Friday, March 23, 2012

Is the Roberts Court More Constitutionally Ambitious than the Warren Court?

Mark Tushnet

No, this isn't another post about the Affordable Care Act litigation. It's about the Court's decisions earlier this week about the constitutional regulation of plea bargaining by means of the Sixth Amendment's requirement of effective (or not incompetent) assistance of counsel. Justice Kennedy's opinions emphasized the predominance of the resolution of criminal cases by pleas rather than through trials. Most of the Court's regulation of the criminal process has focused on the trial itself, with exclusionary rules the vehicle for influencing police conduct.

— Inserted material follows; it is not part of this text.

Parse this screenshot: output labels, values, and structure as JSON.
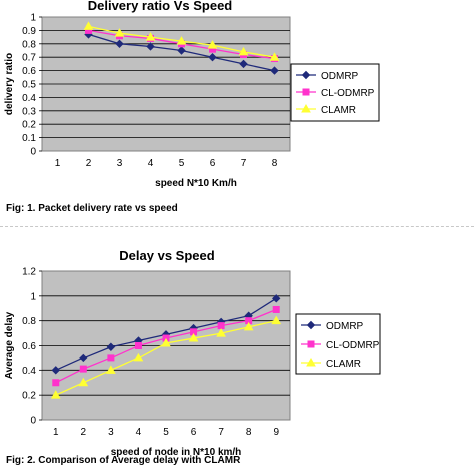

For me, the contrast between the plea-bargaining decisions and the Warren Court's decision in Terry v. Ohio is quite striking. In Terry Chief Justice Warren openly acknowledged the Court's inability to regulate the vast majority of police-citizen interactions through the exclusionary rule. The tools the courts had available, the Court said, were inadequate to the task of such regulation. Justice Scalia's dissent in the plea-bargaining points made the same assertion about the tools available to regulate plea bargaining. Justice Kennedy responded that over time the courts could be expected to develop a working toolkit for the problem. It's interesting to wonder how things might have worked out had the Warren Court taken the same approach to police-citizen interactions on the street.